Желание спрятать его, закрыть собой, чтобы этот жуткий взгляд незваного гостя даже не коснулся чистоты и наивности моего сына.
Но поздно. Нажинский опускает глаза и отвечает мальчику то, что повергает меня в состояние шока.
— Я твой отец, мальчик.
Господи, ну зачем? Ещё и когда Рома так озабочен этой темой. Мы же ему явно не нужны, с чего бы вдруг ему понадобилось приезжать? Ну скажет он ребёнку да уедет, а я потом что буду делать?
Ромины глазки вспыхивают. Он вздрагивает и на секунду торопеет. На маленьком личике за мгновения пробегает целый спектр эмоций.
Потом вдруг Рома дёрнувшись, резко отмирает, стаскивает с плеч свой рюкзачок. Расстегнув его, он достаёт очень-очень аккуратно картонную коробочку, а уже из неё извлекает пластилиновый танк.
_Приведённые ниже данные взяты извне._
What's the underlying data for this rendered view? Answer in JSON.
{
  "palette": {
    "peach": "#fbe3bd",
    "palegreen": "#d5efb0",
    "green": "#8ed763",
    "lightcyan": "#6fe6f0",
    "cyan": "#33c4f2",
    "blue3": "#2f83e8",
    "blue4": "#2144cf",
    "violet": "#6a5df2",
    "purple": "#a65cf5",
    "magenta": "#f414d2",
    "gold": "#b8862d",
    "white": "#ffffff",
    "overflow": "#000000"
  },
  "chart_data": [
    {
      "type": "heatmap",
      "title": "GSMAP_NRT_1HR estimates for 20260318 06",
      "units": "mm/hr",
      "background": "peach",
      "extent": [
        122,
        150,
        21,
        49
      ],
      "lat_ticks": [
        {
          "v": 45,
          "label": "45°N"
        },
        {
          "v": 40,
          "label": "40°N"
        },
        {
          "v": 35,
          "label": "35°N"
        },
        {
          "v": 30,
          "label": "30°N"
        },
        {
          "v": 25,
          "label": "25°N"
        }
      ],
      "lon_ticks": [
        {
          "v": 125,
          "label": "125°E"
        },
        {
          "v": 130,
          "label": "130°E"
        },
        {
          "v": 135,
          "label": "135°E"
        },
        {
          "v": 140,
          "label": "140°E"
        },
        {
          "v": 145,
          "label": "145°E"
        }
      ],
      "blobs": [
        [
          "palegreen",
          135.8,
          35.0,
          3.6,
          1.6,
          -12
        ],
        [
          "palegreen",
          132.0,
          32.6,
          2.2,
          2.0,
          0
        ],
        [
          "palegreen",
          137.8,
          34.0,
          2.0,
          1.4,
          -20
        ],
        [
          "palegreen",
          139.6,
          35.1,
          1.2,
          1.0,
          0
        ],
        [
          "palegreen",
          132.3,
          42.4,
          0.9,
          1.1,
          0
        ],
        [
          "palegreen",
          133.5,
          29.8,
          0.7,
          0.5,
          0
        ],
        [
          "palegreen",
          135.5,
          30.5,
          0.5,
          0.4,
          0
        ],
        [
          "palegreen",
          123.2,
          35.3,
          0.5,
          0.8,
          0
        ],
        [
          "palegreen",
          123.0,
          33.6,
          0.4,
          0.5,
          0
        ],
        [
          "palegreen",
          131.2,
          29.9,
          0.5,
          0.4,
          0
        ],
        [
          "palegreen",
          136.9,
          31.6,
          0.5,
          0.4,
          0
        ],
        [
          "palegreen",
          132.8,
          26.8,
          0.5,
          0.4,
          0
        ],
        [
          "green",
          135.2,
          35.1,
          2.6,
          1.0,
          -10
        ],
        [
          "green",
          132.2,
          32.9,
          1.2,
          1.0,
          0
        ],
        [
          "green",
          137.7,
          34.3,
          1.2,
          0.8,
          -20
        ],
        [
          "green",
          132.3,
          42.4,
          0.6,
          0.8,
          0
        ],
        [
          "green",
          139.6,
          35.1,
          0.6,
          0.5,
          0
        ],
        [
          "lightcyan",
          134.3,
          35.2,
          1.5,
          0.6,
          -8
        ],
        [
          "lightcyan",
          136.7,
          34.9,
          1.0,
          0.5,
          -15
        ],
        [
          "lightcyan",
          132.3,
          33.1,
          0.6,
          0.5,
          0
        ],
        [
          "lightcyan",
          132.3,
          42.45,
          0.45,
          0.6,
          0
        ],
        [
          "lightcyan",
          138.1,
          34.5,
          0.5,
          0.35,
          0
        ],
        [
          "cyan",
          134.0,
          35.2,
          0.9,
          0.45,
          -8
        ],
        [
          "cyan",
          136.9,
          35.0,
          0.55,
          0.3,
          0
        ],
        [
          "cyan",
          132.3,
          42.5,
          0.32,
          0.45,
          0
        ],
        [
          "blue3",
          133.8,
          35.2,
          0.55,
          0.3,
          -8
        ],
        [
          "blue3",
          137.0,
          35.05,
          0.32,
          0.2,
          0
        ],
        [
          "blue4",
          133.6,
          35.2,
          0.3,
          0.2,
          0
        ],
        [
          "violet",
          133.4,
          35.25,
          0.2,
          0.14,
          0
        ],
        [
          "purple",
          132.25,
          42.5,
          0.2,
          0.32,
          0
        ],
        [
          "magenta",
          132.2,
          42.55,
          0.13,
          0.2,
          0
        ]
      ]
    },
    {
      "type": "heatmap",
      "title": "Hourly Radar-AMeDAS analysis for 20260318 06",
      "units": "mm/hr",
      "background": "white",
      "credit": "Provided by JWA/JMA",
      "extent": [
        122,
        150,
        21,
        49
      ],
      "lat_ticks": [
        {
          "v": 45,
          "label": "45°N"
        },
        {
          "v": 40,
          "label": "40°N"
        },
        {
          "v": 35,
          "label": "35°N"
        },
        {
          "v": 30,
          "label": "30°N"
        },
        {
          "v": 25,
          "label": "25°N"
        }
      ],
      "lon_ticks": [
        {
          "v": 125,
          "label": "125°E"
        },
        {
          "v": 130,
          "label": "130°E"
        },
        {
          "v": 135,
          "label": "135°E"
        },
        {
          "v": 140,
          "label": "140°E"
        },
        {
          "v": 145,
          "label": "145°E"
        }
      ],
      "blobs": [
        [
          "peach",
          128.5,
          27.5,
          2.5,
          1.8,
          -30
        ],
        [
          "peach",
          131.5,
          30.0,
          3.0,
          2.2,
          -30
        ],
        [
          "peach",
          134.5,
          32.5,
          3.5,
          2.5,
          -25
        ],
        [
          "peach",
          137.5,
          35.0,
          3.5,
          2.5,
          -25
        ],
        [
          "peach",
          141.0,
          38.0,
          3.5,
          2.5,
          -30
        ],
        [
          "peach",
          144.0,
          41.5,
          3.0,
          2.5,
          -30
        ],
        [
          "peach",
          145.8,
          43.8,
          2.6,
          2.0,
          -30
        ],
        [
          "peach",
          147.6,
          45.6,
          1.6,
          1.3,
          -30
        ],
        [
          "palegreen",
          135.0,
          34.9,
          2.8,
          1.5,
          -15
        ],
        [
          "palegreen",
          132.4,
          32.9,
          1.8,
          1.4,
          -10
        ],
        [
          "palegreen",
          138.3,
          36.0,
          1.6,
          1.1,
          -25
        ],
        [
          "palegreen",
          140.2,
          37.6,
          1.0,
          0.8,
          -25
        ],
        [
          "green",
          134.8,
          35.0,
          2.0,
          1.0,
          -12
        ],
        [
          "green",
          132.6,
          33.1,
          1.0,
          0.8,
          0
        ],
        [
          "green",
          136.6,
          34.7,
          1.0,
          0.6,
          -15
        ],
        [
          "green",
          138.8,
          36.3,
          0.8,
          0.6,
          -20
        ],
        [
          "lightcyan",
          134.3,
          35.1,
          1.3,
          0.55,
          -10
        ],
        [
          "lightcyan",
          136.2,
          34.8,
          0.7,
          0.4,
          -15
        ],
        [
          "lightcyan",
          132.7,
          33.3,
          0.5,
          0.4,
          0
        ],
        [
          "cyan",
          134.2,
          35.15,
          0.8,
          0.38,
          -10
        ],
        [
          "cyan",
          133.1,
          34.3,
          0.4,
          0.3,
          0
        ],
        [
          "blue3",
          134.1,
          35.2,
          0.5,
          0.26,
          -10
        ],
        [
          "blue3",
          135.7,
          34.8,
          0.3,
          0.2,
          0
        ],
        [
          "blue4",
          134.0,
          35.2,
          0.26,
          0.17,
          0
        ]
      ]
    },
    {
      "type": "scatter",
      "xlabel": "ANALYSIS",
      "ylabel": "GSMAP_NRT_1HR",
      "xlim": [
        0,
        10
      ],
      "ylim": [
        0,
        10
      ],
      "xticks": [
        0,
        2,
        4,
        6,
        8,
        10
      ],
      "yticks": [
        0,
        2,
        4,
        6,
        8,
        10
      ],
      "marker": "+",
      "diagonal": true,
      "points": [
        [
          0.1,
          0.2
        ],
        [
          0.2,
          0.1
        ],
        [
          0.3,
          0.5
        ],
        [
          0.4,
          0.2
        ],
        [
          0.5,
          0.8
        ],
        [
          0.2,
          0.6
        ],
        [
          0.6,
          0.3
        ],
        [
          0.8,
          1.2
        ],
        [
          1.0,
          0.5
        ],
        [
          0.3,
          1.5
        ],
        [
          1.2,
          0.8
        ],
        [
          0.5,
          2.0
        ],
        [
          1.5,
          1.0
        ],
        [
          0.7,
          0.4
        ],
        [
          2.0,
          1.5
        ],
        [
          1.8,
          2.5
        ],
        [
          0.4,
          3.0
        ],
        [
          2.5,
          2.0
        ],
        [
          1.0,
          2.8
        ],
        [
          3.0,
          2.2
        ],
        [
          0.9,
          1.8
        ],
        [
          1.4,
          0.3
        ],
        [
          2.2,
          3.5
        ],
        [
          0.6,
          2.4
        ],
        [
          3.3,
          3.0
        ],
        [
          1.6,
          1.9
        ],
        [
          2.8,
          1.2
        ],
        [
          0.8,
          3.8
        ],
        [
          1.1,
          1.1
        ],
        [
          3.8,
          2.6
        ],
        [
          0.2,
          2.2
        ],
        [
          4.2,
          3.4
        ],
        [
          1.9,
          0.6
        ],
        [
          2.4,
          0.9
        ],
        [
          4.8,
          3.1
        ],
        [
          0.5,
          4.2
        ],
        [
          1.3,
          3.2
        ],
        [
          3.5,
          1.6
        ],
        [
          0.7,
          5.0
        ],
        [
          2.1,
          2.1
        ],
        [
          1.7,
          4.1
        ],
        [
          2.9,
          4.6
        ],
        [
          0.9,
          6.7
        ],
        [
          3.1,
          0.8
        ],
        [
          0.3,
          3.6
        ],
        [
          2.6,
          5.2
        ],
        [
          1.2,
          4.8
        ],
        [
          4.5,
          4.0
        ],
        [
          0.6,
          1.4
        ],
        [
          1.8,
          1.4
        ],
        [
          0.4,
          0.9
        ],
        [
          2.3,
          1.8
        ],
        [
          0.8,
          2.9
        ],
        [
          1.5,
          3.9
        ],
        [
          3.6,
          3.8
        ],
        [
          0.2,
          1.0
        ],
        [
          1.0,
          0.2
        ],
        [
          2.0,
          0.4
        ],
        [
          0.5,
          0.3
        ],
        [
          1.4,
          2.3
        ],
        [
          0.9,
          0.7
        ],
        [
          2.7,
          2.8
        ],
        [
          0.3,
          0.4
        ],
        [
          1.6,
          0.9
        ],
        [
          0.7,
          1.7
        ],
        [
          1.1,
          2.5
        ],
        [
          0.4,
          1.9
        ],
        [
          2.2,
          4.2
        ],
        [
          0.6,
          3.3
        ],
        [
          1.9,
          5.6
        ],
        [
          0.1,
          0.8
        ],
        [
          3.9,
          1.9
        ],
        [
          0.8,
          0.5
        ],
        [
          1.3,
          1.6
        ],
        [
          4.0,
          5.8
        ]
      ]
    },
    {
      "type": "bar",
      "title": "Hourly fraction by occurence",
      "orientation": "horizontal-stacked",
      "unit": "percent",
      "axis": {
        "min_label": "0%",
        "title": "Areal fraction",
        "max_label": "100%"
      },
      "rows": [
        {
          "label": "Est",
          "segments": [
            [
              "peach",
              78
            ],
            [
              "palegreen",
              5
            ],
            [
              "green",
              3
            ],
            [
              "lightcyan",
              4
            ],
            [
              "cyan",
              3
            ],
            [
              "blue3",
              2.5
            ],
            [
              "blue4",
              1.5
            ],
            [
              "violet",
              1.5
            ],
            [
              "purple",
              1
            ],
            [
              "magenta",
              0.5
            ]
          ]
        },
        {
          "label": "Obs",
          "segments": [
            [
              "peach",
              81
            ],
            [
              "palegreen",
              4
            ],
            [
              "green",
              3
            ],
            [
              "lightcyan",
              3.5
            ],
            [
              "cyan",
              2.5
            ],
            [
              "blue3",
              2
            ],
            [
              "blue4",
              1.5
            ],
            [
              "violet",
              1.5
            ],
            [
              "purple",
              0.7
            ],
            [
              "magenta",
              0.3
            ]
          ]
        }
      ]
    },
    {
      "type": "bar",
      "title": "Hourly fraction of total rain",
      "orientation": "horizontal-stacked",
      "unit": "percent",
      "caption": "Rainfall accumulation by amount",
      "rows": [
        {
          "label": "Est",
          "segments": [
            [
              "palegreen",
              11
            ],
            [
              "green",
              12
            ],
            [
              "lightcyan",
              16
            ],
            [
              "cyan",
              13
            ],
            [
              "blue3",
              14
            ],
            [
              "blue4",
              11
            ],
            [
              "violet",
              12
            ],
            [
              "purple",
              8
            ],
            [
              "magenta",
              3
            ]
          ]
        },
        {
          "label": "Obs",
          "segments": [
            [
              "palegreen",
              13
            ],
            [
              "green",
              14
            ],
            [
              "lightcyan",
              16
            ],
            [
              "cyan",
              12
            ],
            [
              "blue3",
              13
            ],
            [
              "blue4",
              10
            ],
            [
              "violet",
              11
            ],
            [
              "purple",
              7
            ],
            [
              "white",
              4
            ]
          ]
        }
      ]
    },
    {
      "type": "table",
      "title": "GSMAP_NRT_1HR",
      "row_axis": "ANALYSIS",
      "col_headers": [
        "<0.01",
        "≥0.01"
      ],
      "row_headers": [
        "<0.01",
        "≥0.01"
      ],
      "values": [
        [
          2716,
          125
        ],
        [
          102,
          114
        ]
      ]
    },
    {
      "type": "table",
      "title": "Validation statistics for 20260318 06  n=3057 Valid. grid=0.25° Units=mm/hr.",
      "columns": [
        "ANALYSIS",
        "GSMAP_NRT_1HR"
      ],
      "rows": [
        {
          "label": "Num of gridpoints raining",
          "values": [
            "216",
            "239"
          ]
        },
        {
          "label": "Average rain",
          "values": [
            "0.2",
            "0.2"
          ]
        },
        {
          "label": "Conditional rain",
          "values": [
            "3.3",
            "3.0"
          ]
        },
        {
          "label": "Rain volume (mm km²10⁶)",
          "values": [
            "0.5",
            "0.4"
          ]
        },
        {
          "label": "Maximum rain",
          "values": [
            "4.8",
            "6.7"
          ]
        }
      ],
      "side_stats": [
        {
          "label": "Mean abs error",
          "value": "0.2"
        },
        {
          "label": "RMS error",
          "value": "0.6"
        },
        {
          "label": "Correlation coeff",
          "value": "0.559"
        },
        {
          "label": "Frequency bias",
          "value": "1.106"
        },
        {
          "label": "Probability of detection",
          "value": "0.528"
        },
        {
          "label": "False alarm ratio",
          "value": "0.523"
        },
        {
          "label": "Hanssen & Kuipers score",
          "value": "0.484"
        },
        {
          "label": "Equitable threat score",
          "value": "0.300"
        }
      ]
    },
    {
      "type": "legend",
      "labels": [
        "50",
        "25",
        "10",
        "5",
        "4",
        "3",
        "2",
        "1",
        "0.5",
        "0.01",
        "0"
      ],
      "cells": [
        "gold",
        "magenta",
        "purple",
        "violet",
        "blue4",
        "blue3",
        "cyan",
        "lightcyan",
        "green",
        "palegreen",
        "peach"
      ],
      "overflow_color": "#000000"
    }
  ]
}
— Это тебе, — протягивает Нажинскому, который смотрит на всё это с таким видом, будто его это напрягает. Вопрос: зачем тогда припёрся? — Только у меня не хватило пластилина, чтобы пушку сделать. Но мы с мамой уже купили. Я хотел дома доделать, но тогда тебе придётся ждать.
— Что за бред вы несёте? — возмущённо говорю мужчине. — Кто шутит с детьми о таком?!
— Вот и посмотрим, бред или нет, — отвечает Нажинский, а потом обращается к Ромке, показывая пальцем на коробку с соком. — Ты уже допил сок?
— Да. Ты тоже хочешь пить?
— Нет, я выброшу твою коробку.
Рома отдаёт Нажинскому свою коробочку из-под сока, и я только тогда понимаю, зачем тому она понадобилась. Он выбрасывает коробку, а трубочку вытаскивает и кладёт в небольшой пакетик и в карман.
Тест ДНК.
— Не знаю, что вам нужно и зачем вы приехали, — говорю сердито, стараясь скрыть в голосе дрожь. — Но лучше уезжайте обратно.
— Я приехал за сыном.
— Даже если и так, мы никуда отсюда уезжать не хотим.
— А я не говорю о вас, — он выделяет последнее слово. — Тебе быть в комплекте вовсе необязательно.
И вот тут я чувствую, будто меня ударили. Вот так взяли и с размаху влепили затрещину.
— Знаете что, — говорю с дрожью в голосе от злости, — только посмейте. Вы к ребёнку отношения никакого не имеете.
— Тише, девочка. Тебя никто спрашивать не будет, как не спрашивала ты, — он даже не шелохнулся и не поднял голос, но его слова действуют на меня хуже, чем если бы он схватил меня за горло. — Вот выясню окончательно, имею или нет отношение к мальчику, тогда и разговор будет совсем другим.
Я хватаю Ромку, который чуть отошёл и собирал каштаны в траве, за руку и, не оглядываясь, быстрым шагом иду в подъезд. Знаю, что Нажинский за мной не гонится, но ощущение именно такое.
За мной гонятся его угрозы и обещания.
Поднявшись на лифте на свой этаж, я спешно захожу в квартиру и затаскиваю удивлённого Рому, захлопываю двери и запираю на все замки. Дыхание рвётся, в груди тяжело, а в ногах такая слабость, что кажется, будто они сейчас подкосятся.
— Мам, а папа почему на улице остался? Разве он не к нам приехал?
— Зайка, это не папа. Этот мужчина пошутил. Некоторые люди говорят глупости.
Ромка опадает буквально на глазах. Его взгляд тускнеет, а уголки губ непроизвольно тянутся вниз.
— Но он сказал…
Понимаю, что малыш зацепился за то, о чём думал последнее время. Но нельзя его зря обнадёживать. Я почему-то уверена, что ничего хорошего из идеи Нажинского не выйдет, кроме моральной травмы для моего ребёнка.
— Солнышко, видимо, мы не так его поняли, или он действительно пошутил.
— Я ему даже танк отдал…
— А танк мы новый сделаем, хорошо? Там пластилина хватит на целую дивизию.
Рома кивает, но я вижу, что взгляд его потухший. И мне от этого очень-очень больно.
А ещё мне страшно. Что если Нажинский действительно попытается отобрать у меня моего сына?